Abstract Aim Total neoadjuvant treatment (TNT) is becoming standard in patients with locally advanced rectal carcinoma (LARC). Preoperative chemoradiotherapy (CRT) has proven side effects on bowel and genitourinary function. An early tumoral response to induction chemotherapy demonstrates its high prognostic value. Tailored management could be used as an alternative to systematic CRT. The GRECCAR 14 trial will attempt to personalize treatment strategy according to the patient's early tumour response to intensive chemotherapy with the aim of achieving the best toxicity–efficiency ratio. Method GRECCAR 14 is a multicentric, randomized, two‐arm, phase II–III noninferiority trial. Patients with mid or low LARC with a predictive circumferential resection margin ≤2 mm or T3c‐d stage with extramural venous invasion will be included. Evaluation of the tumoral response will be performed after six courses of high‐dose FOLFIRINOX chemotherapy.

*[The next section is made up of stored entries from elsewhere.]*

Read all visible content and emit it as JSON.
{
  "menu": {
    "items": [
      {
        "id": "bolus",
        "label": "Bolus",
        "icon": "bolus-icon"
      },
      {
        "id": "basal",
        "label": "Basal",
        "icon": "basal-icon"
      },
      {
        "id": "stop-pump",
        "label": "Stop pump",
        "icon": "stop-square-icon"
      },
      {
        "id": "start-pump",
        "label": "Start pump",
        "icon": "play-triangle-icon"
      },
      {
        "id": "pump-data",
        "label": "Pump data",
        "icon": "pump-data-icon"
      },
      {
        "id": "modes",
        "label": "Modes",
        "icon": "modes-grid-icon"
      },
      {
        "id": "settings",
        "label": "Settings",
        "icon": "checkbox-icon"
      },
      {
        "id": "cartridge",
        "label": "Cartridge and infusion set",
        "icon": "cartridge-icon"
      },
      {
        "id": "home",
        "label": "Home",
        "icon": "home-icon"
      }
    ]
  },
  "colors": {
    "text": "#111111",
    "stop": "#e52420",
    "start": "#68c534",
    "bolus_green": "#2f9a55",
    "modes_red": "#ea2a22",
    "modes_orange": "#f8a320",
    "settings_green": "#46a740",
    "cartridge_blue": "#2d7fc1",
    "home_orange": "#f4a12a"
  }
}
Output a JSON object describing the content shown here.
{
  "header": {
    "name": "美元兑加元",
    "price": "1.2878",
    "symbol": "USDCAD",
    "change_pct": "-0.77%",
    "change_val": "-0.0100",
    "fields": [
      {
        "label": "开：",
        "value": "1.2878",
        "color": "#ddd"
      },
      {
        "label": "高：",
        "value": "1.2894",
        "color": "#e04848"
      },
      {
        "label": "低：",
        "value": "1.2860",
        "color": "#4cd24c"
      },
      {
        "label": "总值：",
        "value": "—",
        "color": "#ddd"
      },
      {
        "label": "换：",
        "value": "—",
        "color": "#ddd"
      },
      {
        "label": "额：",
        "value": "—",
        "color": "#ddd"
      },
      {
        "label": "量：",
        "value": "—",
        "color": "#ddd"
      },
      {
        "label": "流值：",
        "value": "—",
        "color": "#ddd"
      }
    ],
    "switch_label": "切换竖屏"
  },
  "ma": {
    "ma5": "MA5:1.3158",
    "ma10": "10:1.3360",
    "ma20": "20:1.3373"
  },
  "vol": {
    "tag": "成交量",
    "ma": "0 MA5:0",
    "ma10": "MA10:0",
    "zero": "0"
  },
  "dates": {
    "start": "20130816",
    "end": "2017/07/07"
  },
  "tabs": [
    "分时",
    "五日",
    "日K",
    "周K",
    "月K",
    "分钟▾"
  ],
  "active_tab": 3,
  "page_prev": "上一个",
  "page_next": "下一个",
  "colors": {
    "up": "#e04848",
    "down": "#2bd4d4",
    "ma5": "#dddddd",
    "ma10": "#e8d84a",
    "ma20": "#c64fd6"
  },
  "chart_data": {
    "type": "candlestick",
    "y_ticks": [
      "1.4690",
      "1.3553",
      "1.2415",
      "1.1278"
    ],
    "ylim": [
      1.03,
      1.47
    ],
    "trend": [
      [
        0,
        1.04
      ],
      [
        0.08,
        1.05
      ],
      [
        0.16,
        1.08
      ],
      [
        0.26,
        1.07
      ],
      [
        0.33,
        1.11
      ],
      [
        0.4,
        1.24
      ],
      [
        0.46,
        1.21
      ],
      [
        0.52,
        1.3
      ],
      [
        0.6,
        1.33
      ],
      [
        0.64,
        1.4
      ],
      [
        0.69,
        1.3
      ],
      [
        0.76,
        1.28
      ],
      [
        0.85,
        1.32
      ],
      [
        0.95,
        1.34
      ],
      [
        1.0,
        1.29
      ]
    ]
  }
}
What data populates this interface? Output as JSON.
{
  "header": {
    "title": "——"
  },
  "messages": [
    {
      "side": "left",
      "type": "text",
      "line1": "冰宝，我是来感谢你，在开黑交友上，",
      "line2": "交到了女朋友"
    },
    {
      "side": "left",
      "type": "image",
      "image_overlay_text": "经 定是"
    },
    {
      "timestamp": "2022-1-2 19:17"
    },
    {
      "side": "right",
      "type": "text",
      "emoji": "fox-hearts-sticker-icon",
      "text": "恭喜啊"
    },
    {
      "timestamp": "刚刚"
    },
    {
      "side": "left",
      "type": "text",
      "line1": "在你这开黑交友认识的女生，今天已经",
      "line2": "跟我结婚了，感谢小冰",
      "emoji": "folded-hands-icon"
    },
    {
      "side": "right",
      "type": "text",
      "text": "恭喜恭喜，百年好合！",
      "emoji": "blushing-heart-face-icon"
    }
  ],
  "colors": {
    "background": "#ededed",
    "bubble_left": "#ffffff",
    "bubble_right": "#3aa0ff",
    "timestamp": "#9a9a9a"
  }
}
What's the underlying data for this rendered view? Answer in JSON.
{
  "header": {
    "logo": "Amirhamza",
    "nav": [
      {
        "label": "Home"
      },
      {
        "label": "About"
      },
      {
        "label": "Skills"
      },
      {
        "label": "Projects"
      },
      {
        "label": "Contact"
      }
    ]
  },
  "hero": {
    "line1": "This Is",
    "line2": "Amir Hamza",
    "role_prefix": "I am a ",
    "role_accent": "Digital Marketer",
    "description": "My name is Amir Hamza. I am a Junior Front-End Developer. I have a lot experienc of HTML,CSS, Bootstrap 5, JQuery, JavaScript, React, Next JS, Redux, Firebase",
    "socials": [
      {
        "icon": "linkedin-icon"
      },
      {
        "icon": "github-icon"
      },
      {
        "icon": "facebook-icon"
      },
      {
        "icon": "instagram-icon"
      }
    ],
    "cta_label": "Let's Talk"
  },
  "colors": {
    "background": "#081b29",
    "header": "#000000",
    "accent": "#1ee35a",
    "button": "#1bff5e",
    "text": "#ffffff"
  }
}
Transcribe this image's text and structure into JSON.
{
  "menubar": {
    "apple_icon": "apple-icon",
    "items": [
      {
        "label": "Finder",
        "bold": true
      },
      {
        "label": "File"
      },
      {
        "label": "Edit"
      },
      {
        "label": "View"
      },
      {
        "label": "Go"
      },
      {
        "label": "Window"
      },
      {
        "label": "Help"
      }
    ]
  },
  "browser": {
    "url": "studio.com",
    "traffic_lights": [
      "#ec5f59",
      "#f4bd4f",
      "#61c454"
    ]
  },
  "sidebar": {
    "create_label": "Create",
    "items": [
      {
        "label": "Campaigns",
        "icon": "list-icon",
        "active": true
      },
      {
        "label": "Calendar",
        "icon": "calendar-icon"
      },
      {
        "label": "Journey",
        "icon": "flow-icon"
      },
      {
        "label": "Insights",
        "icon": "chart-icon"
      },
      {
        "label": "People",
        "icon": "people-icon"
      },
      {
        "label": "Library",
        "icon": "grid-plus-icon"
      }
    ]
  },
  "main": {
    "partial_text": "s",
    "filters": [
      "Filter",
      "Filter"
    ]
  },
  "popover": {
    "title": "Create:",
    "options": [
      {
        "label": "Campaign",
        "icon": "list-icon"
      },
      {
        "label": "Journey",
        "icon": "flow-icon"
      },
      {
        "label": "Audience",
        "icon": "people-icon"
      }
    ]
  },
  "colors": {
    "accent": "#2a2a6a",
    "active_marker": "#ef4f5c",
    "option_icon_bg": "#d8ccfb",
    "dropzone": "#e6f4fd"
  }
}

Good responders (GRs) will be defined by a 60% decrease in tumoral volume on magnetic resonance imaging. Patients will be randomized to CRT before surgery. The primary endpoints will be R0 resection for phase II and the 3‐year disease‐free survival (DFS) for phase III. Results Tailored management of LARC is becoming an exciting challenge for the modality of neoadjuvant treatment and for the type of surgery or its omission. Neoadjuvant FOLFIRINOX has established efficacy, with a significant increase in the 3‐year DFS. Better control of systemic disease must be accompanied by the same locoregional control, with the lowest morbidity. Our previous GRECCAR 4 trial demonstrated the high value of the early tumoral response after induction chemotherapy and the long‐term safety of tailored management for GRs. Conclusion If GRECCAR 14 demonstrates the ability to tailor TNT for LARC, this could lead to changes in clinical practice.